Despite clear advantages, no intermediate solves every synthetic puzzle. Chemists familiar with the quirks of halogenated aldehyde substrates remain aware of issues like balancing reactivity against stability—aldehyde functions, after all, can be sensitive to prolonged storage or rough handling. Moisture ingress or improper sealing occasionally leads to decomposition. Addressing these points means suppliers and users both invest in proper storage solutions, clear labeling, and careful documentation.
One area ripe for progress involves process optimization for broader climate and temperature ranges. Not every lab or manufacturing suite maintains constant low humidity. Finding ways to further stabilize intermediates—be it through novel packaging, in situ generation approaches, or rapid on-demand derivatization—remains an open field for development. As producers compete to develop versions with even longer shelf lives or broader applicability, feedback from the bench will shape which improvements gain traction.

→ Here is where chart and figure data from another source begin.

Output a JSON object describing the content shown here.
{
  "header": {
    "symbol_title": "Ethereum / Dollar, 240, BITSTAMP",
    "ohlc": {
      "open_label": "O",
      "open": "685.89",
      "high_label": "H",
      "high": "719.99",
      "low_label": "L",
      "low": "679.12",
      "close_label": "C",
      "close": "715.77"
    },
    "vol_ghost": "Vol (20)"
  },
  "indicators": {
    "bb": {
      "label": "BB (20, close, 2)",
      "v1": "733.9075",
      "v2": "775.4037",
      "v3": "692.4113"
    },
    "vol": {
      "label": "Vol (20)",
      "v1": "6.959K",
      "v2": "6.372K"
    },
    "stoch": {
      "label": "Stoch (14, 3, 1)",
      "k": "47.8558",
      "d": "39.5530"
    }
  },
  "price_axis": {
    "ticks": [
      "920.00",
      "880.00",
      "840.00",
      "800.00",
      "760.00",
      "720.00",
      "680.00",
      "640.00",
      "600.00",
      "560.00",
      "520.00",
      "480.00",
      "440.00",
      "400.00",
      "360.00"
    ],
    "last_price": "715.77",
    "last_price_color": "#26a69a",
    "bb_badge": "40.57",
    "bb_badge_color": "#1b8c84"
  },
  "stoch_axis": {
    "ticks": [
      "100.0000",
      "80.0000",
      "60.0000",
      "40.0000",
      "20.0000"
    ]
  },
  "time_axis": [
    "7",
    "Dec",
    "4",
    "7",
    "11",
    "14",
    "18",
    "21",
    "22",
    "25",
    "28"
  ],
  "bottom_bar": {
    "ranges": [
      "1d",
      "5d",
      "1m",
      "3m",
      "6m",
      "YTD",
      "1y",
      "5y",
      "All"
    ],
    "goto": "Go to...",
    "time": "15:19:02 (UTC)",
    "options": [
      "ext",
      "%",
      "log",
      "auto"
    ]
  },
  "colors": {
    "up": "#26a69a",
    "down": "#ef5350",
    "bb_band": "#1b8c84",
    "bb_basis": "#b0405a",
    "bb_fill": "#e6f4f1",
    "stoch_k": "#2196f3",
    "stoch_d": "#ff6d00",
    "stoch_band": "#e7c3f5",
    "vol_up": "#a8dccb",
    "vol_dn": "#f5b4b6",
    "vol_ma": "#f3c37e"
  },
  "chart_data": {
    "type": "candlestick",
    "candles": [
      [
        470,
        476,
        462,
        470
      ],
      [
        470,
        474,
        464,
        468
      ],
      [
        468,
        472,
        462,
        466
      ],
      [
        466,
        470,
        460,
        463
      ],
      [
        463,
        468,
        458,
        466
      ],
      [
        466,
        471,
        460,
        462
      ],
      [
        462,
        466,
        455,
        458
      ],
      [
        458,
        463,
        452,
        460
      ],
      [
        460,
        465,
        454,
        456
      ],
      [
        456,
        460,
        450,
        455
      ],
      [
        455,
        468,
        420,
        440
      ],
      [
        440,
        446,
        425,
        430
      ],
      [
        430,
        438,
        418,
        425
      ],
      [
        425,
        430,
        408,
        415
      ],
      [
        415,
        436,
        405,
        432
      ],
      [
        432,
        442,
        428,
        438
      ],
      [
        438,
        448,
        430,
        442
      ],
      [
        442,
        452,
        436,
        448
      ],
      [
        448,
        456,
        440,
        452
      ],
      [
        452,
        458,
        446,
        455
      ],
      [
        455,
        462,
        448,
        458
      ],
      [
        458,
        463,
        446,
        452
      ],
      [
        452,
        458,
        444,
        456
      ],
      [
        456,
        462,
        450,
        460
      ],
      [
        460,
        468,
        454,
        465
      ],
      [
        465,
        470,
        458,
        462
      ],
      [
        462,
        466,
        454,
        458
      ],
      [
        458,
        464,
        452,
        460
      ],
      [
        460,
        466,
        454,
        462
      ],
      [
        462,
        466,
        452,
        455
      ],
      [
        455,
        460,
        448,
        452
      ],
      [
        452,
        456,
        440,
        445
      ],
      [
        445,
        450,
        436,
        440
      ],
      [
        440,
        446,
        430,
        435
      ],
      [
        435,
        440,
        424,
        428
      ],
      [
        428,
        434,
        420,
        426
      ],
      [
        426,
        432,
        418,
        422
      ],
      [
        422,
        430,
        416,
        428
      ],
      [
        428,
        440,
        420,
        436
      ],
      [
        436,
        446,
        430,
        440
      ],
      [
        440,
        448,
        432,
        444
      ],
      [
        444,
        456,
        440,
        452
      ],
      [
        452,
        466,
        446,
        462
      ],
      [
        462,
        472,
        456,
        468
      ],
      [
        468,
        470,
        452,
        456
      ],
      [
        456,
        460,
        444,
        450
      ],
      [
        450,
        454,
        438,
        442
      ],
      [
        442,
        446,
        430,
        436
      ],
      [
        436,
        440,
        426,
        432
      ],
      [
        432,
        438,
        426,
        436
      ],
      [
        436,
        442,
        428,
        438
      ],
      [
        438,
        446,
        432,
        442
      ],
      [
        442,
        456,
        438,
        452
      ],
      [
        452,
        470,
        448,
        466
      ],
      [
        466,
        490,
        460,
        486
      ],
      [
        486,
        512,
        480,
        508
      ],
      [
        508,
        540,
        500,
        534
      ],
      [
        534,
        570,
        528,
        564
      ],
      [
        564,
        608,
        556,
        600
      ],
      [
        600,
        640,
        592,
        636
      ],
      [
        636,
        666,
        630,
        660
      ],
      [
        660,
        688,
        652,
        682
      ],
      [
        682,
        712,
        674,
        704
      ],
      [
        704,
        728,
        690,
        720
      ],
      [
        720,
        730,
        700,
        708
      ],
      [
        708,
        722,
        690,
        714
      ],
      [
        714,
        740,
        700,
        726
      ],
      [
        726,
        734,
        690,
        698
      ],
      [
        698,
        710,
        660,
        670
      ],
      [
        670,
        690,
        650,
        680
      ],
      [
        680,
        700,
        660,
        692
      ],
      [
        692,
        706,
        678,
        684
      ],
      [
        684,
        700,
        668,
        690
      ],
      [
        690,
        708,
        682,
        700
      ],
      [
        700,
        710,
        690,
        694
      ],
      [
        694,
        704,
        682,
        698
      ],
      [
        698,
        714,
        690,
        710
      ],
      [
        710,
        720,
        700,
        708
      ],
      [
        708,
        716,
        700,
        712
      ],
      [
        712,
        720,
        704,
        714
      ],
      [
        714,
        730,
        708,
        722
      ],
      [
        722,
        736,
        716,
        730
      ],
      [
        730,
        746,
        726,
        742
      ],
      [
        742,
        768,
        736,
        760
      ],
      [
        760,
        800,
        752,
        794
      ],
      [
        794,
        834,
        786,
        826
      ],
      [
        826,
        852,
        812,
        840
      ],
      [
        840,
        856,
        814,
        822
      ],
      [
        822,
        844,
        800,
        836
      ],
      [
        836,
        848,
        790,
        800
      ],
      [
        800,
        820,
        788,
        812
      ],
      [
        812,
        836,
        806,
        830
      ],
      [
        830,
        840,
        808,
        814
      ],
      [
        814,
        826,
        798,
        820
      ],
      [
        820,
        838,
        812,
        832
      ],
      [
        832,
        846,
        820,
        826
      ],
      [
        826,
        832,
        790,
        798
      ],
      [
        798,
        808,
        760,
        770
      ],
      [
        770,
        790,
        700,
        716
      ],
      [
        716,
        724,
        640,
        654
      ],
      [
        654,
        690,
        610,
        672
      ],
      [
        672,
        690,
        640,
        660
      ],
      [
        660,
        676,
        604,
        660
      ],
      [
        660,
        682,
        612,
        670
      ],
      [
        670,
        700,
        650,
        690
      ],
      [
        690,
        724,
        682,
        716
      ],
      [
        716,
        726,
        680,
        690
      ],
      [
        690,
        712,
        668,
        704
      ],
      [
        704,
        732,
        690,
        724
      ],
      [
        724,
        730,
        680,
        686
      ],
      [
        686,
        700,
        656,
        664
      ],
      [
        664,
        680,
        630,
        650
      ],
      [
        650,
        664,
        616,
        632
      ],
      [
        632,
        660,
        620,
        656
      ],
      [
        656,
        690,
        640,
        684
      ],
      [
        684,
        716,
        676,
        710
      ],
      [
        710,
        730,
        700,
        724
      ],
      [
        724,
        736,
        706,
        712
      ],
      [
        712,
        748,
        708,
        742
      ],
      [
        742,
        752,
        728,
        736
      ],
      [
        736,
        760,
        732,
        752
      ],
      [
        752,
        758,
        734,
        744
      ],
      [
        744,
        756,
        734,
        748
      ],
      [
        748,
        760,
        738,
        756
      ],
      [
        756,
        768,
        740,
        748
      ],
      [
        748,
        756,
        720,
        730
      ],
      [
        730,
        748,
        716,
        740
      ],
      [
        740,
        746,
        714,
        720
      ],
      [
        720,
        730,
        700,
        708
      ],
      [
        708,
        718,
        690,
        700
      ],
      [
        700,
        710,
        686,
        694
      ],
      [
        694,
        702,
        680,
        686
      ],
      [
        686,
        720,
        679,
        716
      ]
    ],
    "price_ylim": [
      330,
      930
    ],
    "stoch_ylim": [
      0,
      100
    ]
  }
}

For users, the best approach stays grounded in practical trial and error. Standard pilot runs, split batches, and careful monitoring allow teams to adapt workflows for specific environmental realities. This hands-on mindset prevents small issues from snowballing into larger setbacks. By sharing lessons learned, chemists everywhere help raise the collective standard, ensuring that stories of failed batches become rarer as best practices spread.
Decades of chemical progress, in both big industry and small academic shops, reinforce one message—success in synthesis starts with whichever intermediate goes into the flask first. 3-Bromo-5-Fluoropyridine-4-Carboxaldehyde provides more than a clean reaction; it supports found growth across the pharmaceutical and specialty chemical spectrum. Every strong decision about starting materials multiplies in value as projects scale up or reach regulatory scrutiny.
Gaining a full appreciation of this compound comes from working it through the reaction sequence, not just memorizing catalog points. The difference between frustrating roadblocks and breakthrough moments often comes down to small details—purity, analytical transparency, and supplier reliability. Chemists and teams committed to finding new therapies, or delivering higher-value chemicals on deadline, increasingly look past superficial properties to long-term trust and real-world track records.
Selecting the right intermediate often appears to be just another procurement task. Yet the choice of something like 3-Bromo-5-Fluoropyridine-4-Carboxaldehyde quietly underpins entire research programs and production lines. Those with firsthand experience in synthesis know the relief when an intermediate behaves as expected, contributes no hidden side-products, and allows for efficient, reproducible transformations. This compound, through considered design and well-documented performance, shows how incremental gains in quality and reactivity produce cumulative gains for innovation, compliance, and sustainability.
Progress in drug discovery, industrial chemistry, and green process development often hinges on these invisible choices. As the field moves forward, the best teams will keep leveraging knowledge, embracing hands-on feedback, and building partnerships grounded in experience and evidence. In a world focused on both faster breakthroughs and higher regulatory demands, smart selection of pyridine-based intermediates will keep driving progress, both in the lab and beyond.